Counselor? said Dolan.
Tom nodded and kept nodding, his mouth full, not chewing for some reason that made him feel childish and queer. Without regard to Conrad Dolan, Gerard broke the silence, speaking again in Kreyol. The second thing, Gerard told him, was that he had never said anything to the Americans about the day they all went to Saint-Marc, when the woman called herself Jackie. And Tom, the third thing is this: I took the woman myself to Bòkò St. Jean’s, not once but many times. Tom nodded, his eyes widening with curiosity, still unable or unwilling to chew or swallow. He raised an imaginary camera and clicked a picture. Gerard shook his head and said maybe but he didn’t know, he would stay in the car or sometimes leave her there and spend the night in Saint-Marc and return for her in the morning.
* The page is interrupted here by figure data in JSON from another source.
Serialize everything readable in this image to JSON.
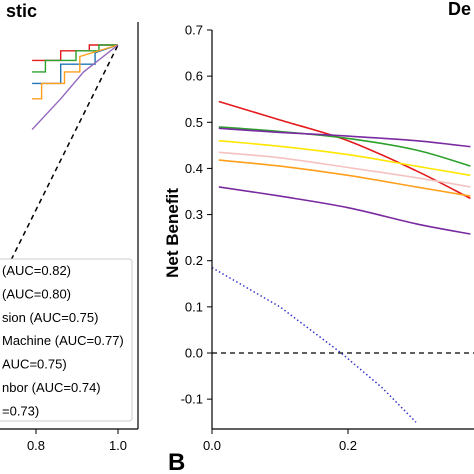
{
  "chart_data": [
    {
      "type": "line",
      "title": "stic",
      "xlabel": "",
      "ylabel": "",
      "xlim": [
        0.0,
        1.0
      ],
      "ylim": [
        0.0,
        1.0
      ],
      "x_ticks": [
        "0.8",
        "1.0"
      ],
      "grid": false,
      "legend": {
        "placement": "lower-right",
        "entries": [
          "(AUC=0.82)",
          "(AUC=0.80)",
          "sion (AUC=0.75)",
          "Machine (AUC=0.77)",
          "AUC=0.75)",
          "nbor (AUC=0.74)",
          "=0.73)"
        ]
      },
      "series": [
        {
          "color": "#e41a1c",
          "x": [
            0.55,
            0.7,
            0.7,
            0.85,
            0.85,
            1.0
          ],
          "y": [
            0.96,
            0.96,
            0.985,
            0.985,
            1.0,
            1.0
          ]
        },
        {
          "color": "#2ca02c",
          "x": [
            0.55,
            0.62,
            0.62,
            0.78,
            0.78,
            0.9,
            0.9,
            1.0
          ],
          "y": [
            0.93,
            0.93,
            0.96,
            0.96,
            0.985,
            0.985,
            1.0,
            1.0
          ]
        },
        {
          "color": "#1f77b4",
          "x": [
            0.55,
            0.7,
            0.7,
            0.88,
            0.88,
            1.0
          ],
          "y": [
            0.9,
            0.9,
            0.95,
            0.95,
            0.98,
            1.0
          ]
        },
        {
          "color": "#ff9f1c",
          "x": [
            0.55,
            0.6,
            0.6,
            0.72,
            0.72,
            0.8,
            0.8,
            1.0
          ],
          "y": [
            0.86,
            0.86,
            0.9,
            0.9,
            0.93,
            0.93,
            0.97,
            1.0
          ]
        },
        {
          "color": "#9467bd",
          "x": [
            0.55,
            0.7,
            0.82,
            1.0
          ],
          "y": [
            0.78,
            0.86,
            0.93,
            1.0
          ]
        }
      ],
      "reference_line": {
        "x": [
          0.0,
          1.0
        ],
        "y": [
          0.0,
          1.0
        ],
        "style": "dashed",
        "color": "#000000"
      }
    },
    {
      "type": "line",
      "title": "De",
      "panel_label": "B",
      "xlabel": "",
      "ylabel": "Net Benefit",
      "xlim": [
        0.0,
        0.45
      ],
      "ylim": [
        -0.17,
        0.7
      ],
      "x_ticks": [
        0.0,
        0.2
      ],
      "y_ticks": [
        -0.1,
        0.0,
        0.1,
        0.2,
        0.3,
        0.4,
        0.5,
        0.6,
        0.7
      ],
      "grid": false,
      "series": [
        {
          "color": "#e41a1c",
          "x": [
            0.01,
            0.1,
            0.2,
            0.3,
            0.38
          ],
          "y": [
            0.545,
            0.505,
            0.46,
            0.395,
            0.335
          ]
        },
        {
          "color": "#2ca02c",
          "x": [
            0.01,
            0.1,
            0.2,
            0.3,
            0.38
          ],
          "y": [
            0.49,
            0.48,
            0.465,
            0.44,
            0.405
          ]
        },
        {
          "color": "#7a2aa0",
          "x": [
            0.01,
            0.1,
            0.2,
            0.3,
            0.38
          ],
          "y": [
            0.487,
            0.478,
            0.47,
            0.46,
            0.447
          ]
        },
        {
          "color": "#ffe600",
          "x": [
            0.01,
            0.1,
            0.2,
            0.3,
            0.38
          ],
          "y": [
            0.46,
            0.448,
            0.43,
            0.405,
            0.385
          ]
        },
        {
          "color": "#f5c2c2",
          "x": [
            0.01,
            0.1,
            0.2,
            0.3,
            0.38
          ],
          "y": [
            0.435,
            0.423,
            0.402,
            0.38,
            0.36
          ]
        },
        {
          "color": "#ff9f1c",
          "x": [
            0.01,
            0.1,
            0.2,
            0.3,
            0.38
          ],
          "y": [
            0.418,
            0.405,
            0.385,
            0.36,
            0.34
          ]
        },
        {
          "color": "#7a2aa0",
          "x": [
            0.01,
            0.1,
            0.2,
            0.3,
            0.38
          ],
          "y": [
            0.36,
            0.34,
            0.315,
            0.28,
            0.258
          ]
        }
      ],
      "treat_all": {
        "color": "#3333cc",
        "style": "dotted",
        "x": [
          0.0,
          0.1,
          0.19,
          0.25,
          0.3
        ],
        "y": [
          0.185,
          0.1,
          0.0,
          -0.075,
          -0.15
        ]
      },
      "treat_none": {
        "color": "#000000",
        "style": "dashed",
        "y": 0.0
      }
    }
  ]
}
Harrington, said Dolan. What the fuck are you doing?
His eyes bulging, Tom nodded energetically at Dolan, then across to Gerard and back to Dolan again, never having known himself to behave like this, the egg sealed behind his lips like a concealed bomb, and rising from his stomach to block its descent a dread telegraphed the obvious, that whatever happened next would trigger his dissembling. He needed to be away from Haiti to have this discussion, he needed to be in his office in his own friendly chair at his own desk with a notepad on the blotter and pen in hand, glancing in front of him at the framed photographs of his family and Dolan across from him in another chair, the air-conditioning cooling down their imaginations, the walls lined with the books of his ideals and his assistant bringing them coffee, and files and the safe and familiar vista of downtown Miami and its circling buzzards out the window. They needed neckties and briefcases to get through this. They needed talking points and an agenda and a realizable goal. He should be able to pick up the phone and say to Dolan, Sorry, I have to take this call.